The credo of the tabloid-inspired media has often seemed to emphasize sex, camp, kitsch, schlock–along with babble, dirt, innuendo, and wiseacre opinion. Plus a lot of cigarette ads with smiling coffins. Then they recycle the stuff. It does appear that main, yellow-stream media have just plumb gone Murdoch.

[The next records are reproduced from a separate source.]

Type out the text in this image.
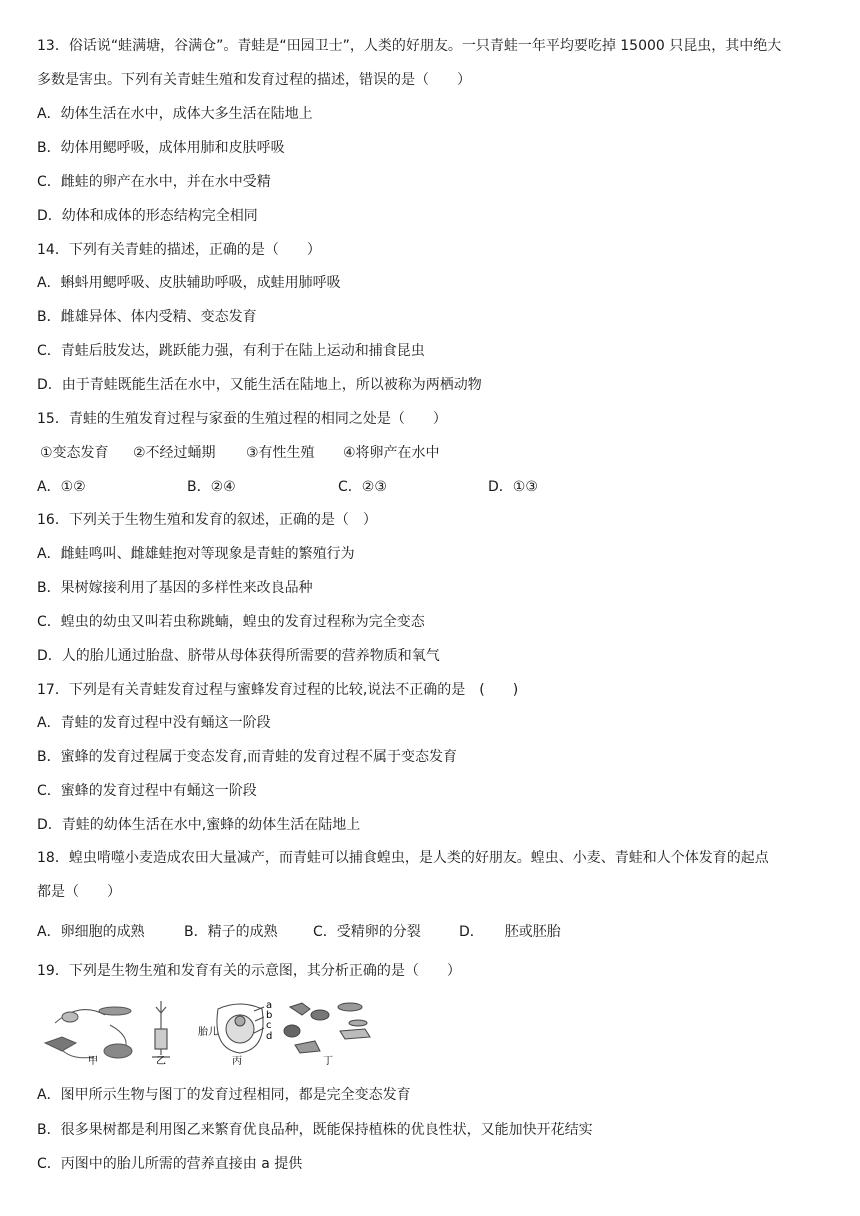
13．俗话说“蛙满塘，谷满仓”。青蛙是“田园卫士”，人类的好朋友。一只青蛙一年平均要吃掉 15000 只昆虫，其中绝大
多数是害虫。下列有关青蛙生殖和发育过程的描述，错误的是（　　）
A．幼体生活在水中，成体大多生活在陆地上
B．幼体用鳃呼吸，成体用肺和皮肤呼吸
C．雌蛙的卵产在水中，并在水中受精
D．幼体和成体的形态结构完全相同
14．下列有关青蛙的描述，正确的是（　　）
A．蝌蚪用鳃呼吸、皮肤辅助呼吸，成蛙用肺呼吸
B．雌雄异体、体内受精、变态发育
C．青蛙后肢发达，跳跃能力强，有利于在陆上运动和捕食昆虫
D．由于青蛙既能生活在水中，又能生活在陆地上，所以被称为两栖动物
15．青蛙的生殖发育过程与家蚕的生殖过程的相同之处是（　　）
①变态发育 ②不经过蛹期 ③有性生殖 ④将卵产在水中
A．①②	B．②④	C．②③	D．①③
16．下列关于生物生殖和发育的叙述，正确的是（　）
A．雌蛙鸣叫、雌雄蛙抱对等现象是青蛙的繁殖行为
B．果树嫁接利用了基因的多样性来改良品种
C．蝗虫的幼虫又叫若虫称跳蝻，蝗虫的发育过程称为完全变态
D．人的胎儿通过胎盘、脐带从母体获得所需要的营养物质和氧气
17．下列是有关青蛙发育过程与蜜蜂发育过程的比较,说法不正确的是　(　　)
A．青蛙的发育过程中没有蛹这一阶段
B．蜜蜂的发育过程属于变态发育,而青蛙的发育过程不属于变态发育
C．蜜蜂的发育过程中有蛹这一阶段
D．青蛙的幼体生活在水中,蜜蜂的幼体生活在陆地上
18．蝗虫啃噬小麦造成农田大量减产，而青蛙可以捕食蝗虫，是人类的好朋友。蝗虫、小麦、青蛙和人个体发育的起点
都是（　　）
A．卵细胞的成熟	B．精子的成熟	C．受精卵的分裂	D．　　胚或胚胎
19．下列是生物生殖和发育有关的示意图，其分析正确的是（　　）
甲	乙
胎儿
丙
a
b
c
d
丁
A．图甲所示生物与图丁的发育过程相同，都是完全变态发育
B．很多果树都是利用图乙来繁育优良品种，既能保持植株的优良性状，又能加快开花结实
C．丙图中的胎儿所需的营养直接由 a 提供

Sex sells everything–from bathroom deodorizers to pneumatic aids for the underendowed. And now the United States Congress has latched onto sex as its main thrust, you’ll pardon the expression. If you think Wilbur Mills was the last politician to fall into the Tidal Basin with his paramour, think again. Already a number of righteous, God-fearing, goose-stepping, right-wing republicans have fallen into the Tidal Basin, each a years-long adulterer. Soon there will be an avalanche of congressional scoundrels and sex fiends splashing about with their objects of desire in the fetid, tidal trough.

Will any congressman dare stop the people’s right to uncover politicians’ hanky-panky? It’s half the fun of being an American. What is this about Henry Hyde, the venerable Hyde, that makes him call upon the FBI to shut down the skinny-dipping truth? Does he not know the FBI is not his private army? We know he’s had a private audience with the pope. And he’s hugged a woman who’s bound to be tomorrow’s saint. But the FBI? His private army? Nixon thought so. But Hyde, the upright (you’ll pardon the expression) Henry?! Remember when he said on television that the statute of limitations was up on his four- or five-year affair with Mr. Snodgrass’s Mrs. Snodgrass? He said it was a youthful indiscretion. Youthful? He was 41. Even in bizarre, Republicanized America, adultery is still not a national offense. Nor is it a high crime. It’s just a sickening blow to a marriage and someone else’s marriage and the children of both parties. Mr. Hyde should cool it. He need not cringe. And as the Tidal Basin fills up, he’s just one of the good ole boys–dirty, to the last splash.

When Hyde spoke about the statute of limitations, didn’t he mean the one on his role in the death of Clyde Federal Savings and Loan [“The Dirt on Mr. Clean,” by David Moberg, December 13, 1996]? Not even Dr. Jekyll can save Mr. Hyde from that covered-up disaster.